Most players in the Premier League have already cleared out their lockers, booked their flights to Dubai or Mykonos, and started doom-scrolling their own vacation photos to make sure the lighting is perfect. Not Justin Devenny. While his peers at Crystal Palace are currently perfecting the art of doing absolutely nothing, the midfielder is preparing to suit up for Northern Ireland.

It is a refreshing change of pace in a sport where the burnout narrative usually dominates the conversation by late May. Devenny isn't interested in the beach. He has games against Guinea and France lined up, and frankly, he sounds like a man who would rather be nursing a bruised shin in Belfast than sipping a mojito in the Algarve. As the BBC reported, the mindset here is strictly professional.

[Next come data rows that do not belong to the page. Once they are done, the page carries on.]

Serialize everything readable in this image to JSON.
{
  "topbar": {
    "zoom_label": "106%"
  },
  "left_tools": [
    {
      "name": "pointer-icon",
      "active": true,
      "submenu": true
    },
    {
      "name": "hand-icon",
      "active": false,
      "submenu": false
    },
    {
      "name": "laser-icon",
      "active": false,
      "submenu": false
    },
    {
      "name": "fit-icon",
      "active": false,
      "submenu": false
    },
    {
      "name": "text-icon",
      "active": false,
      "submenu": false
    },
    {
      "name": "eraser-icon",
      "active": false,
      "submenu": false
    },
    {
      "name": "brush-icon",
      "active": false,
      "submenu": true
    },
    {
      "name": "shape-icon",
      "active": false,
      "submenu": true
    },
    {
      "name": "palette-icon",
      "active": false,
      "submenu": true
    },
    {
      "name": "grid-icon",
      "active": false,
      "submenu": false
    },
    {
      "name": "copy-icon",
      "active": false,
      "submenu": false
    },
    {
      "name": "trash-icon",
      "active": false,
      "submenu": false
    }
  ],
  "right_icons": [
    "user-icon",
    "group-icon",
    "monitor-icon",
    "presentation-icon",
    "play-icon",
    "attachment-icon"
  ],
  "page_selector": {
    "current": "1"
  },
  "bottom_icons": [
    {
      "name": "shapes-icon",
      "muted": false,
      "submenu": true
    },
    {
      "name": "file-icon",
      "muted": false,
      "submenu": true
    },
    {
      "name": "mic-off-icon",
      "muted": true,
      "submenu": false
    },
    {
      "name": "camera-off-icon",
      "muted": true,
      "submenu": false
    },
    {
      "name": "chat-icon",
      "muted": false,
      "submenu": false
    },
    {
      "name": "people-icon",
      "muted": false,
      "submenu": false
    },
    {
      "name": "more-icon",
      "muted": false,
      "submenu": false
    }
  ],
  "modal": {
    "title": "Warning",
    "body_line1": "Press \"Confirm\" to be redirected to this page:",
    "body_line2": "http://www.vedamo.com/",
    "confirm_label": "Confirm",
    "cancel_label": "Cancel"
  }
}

Why this summer schedule actually matters

International windows at the end of a grueling English season are notoriously difficult to book. Managers are exhausted, players are physically brittle, and the intensity levels usually plummet to the speed of a Sunday league kickabout. Yet here we are with Devenny looking to test himself against France, a team that generally treats friendlies like World Cup qualifiers just to stay sharp.

You have to admire the lack of self-preservation. Facing a French midfield is usually a recipe for a bad afternoon, regardless of who they trot out on the pitch. The tactical demand on Devenny to track back and cover space is going to be significantly higher than a standard training session at Copers Cope. If he can survive that engine room without looking like he’s running in quicksand, he might just force a rethink for his club prospects next year.

The shadow of the World Cup looming

With the 2026 tournament kicking off in exactly 9 days, everyone is looking for that extra edge. While Northern Ireland isn't flying across the Atlantic for the main event, playing deep into June keeps a player calibrated. It is the difference between showing up to the first day of preseason training with a spare tire and showing up ready to fight for a starting spot.

The downside? The injury risk is massive. One bad slide tackle in a meaningless summer fixture can derail an entire career trajectory. Devenny is betting on himself, assuming that sweat equity is worth more than a tan. It is a bold move in an era where load management is practically a religion, but sometimes you need that internal fire to stand out in a squad bloated with expensive talent acquisitions.

A critical look at the booking

Let’s be real for a second though. International friendlies in early June are a bizarre relic of a calendar that refuses to respect the human body. Northern Ireland playing Guinea and France back-to-back feels like a logistical nightmare designed specifically to test how much punishment a professional athlete can absorb before their hamstrings decide to quit.

If Devenny ends up over-extended and pulls a muscle, the criticism will be immediate. The reality is that the international break should have been shelved weeks ago. We are all waiting for the main event on June 11th, and watching guys grind through these mid-summer dead rubbers feels like watching a backup singer perform after the headliner has already left the building.